Facebook announced it’s partnering with leading health organizations, including the WHO, and experts in other industries, to help solve “vaccine hesitancy.”
The coalition, called the Alliance for Advancing Health Online, was announced via a blog post on Facebook’s Newsroom. The purpose of the alliance is “to advance public understanding of how social media and behavioral sciences can be leveraged to improve the health of communities around the world.”
Facebook’s partners in the initiative include, the WHO, the CDC Foundation, the Bay Area Global Health Alliance, the MIT Initiative on the Digital Economy, Merck, Sabin Vaccine Institute, the Vaccine Confidence Project at the London School of Hygiene and Tropical Medicine, and the World Bank.
Facebook and pharmaceuticals giant Merck have each committed $20 million to the “multiyear initiative.” For now, the alliance will “focus on addressing vaccine hesitancy and vaccine equity among underserved communities.”
Vaccine proponents see negative online conversations about vaccines as an issue.
“Social media is a powerful, constantly evolving tool that is shaping opinions and behaviors across the globe,” said Heidi Larson, PhD, head of the Vaccine Confidence Project at the London School of Hygiene and Tropical Medicine. “The Alliance will help us build a deeper understanding of the dynamics of health communication online and how the global community can use social media to improve health.”

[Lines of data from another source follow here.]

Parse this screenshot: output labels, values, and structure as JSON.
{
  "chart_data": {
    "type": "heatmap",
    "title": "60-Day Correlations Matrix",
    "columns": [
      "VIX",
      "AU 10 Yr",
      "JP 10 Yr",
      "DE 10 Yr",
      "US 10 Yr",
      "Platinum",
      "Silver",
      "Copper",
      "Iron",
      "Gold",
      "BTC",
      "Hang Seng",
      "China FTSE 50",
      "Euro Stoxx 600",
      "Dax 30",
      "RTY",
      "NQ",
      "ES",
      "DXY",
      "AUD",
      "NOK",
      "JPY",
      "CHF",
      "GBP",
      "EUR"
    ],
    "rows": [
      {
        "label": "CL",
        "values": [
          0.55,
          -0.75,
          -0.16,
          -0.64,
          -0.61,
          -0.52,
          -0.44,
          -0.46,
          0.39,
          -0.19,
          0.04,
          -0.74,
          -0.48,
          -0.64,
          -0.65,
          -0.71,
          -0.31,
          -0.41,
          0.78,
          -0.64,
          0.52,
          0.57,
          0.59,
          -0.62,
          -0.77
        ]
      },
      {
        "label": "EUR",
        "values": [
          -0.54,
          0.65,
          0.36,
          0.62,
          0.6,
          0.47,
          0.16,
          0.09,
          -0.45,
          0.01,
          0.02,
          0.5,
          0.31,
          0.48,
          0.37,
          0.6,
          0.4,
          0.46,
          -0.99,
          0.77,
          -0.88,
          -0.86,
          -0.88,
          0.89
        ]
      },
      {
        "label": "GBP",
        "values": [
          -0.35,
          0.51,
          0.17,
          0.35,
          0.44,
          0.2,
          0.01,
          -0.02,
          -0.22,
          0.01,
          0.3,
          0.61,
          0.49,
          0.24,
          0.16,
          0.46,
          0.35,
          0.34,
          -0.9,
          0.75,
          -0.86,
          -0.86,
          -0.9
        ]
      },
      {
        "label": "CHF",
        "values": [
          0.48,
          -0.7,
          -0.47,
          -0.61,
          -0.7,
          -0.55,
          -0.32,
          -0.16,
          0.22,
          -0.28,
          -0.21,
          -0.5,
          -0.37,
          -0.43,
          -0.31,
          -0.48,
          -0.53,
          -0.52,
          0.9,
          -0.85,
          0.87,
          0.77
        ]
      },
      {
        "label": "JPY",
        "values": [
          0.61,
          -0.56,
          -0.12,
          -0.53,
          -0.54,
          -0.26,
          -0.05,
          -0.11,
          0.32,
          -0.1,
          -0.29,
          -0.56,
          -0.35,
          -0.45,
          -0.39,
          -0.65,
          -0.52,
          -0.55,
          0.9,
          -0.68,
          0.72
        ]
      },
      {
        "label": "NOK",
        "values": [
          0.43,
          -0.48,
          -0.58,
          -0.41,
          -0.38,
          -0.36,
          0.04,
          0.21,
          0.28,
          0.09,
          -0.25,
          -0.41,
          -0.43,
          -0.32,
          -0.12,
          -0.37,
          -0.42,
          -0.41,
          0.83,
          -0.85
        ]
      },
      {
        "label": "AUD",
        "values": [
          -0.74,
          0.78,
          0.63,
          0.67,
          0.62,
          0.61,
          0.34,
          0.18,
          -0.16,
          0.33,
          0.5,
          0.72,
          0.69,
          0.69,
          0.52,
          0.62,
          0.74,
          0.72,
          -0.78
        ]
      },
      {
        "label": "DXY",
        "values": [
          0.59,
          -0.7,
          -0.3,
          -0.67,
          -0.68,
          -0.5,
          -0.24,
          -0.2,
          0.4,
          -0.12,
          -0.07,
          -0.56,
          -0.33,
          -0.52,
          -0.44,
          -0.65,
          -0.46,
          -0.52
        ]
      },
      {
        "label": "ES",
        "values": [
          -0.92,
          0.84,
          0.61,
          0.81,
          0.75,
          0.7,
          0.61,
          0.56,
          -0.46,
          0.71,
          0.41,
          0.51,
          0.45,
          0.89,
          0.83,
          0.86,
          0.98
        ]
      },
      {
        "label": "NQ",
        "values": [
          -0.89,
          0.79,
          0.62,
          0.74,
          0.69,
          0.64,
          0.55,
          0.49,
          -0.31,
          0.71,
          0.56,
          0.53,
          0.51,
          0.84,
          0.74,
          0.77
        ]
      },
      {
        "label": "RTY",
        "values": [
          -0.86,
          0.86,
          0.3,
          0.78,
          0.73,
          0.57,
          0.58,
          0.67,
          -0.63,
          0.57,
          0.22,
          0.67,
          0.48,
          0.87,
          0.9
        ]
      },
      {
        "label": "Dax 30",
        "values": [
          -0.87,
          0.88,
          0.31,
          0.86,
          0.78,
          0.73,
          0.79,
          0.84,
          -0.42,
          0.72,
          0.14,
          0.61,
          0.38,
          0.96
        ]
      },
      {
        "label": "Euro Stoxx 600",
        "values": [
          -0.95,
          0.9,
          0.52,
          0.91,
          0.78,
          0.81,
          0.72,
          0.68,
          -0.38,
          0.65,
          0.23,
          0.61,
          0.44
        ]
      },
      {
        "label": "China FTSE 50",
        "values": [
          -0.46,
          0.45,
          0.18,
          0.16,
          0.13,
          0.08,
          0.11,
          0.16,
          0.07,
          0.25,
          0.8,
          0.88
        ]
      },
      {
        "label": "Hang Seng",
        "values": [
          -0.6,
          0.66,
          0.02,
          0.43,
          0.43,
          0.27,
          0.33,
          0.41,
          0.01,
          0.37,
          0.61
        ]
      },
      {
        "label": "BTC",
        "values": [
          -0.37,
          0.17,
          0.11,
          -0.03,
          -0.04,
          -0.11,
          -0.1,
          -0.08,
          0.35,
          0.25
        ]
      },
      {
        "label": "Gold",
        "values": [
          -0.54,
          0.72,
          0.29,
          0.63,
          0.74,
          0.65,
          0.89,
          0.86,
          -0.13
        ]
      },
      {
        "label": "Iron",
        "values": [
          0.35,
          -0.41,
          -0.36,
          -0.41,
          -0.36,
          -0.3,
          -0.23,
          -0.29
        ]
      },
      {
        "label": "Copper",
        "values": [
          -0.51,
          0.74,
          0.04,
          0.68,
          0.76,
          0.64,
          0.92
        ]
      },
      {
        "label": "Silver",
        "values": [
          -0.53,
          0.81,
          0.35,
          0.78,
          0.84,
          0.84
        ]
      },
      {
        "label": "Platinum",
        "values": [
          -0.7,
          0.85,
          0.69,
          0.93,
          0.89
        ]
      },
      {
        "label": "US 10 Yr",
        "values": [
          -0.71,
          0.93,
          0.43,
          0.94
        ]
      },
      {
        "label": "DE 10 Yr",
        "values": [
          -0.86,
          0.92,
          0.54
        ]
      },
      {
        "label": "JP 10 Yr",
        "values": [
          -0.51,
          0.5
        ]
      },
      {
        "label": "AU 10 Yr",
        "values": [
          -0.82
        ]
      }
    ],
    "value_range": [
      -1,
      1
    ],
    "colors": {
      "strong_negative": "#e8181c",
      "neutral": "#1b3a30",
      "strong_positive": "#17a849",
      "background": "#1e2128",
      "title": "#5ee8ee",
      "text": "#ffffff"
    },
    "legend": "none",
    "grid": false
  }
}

Critics, and vaccine skeptics, will argue that the purpose of the initiative is to control or change people’s “health behavior.” And they will not be wrong. Merck’s press release about this new initiative states that “the Alliance intends to create a global network of centers of social media and health research focused on improving health behavior via online platforms.”
Others will be suspicious of the whole alliance because of WHO’s involvement. The global health organization has been the subject of controversy in the past year because of its contradictory guidelines on the pandemic. Most notably, the organization deemed the lab leak theories false, leading to accusations that the organization was trying to protect China.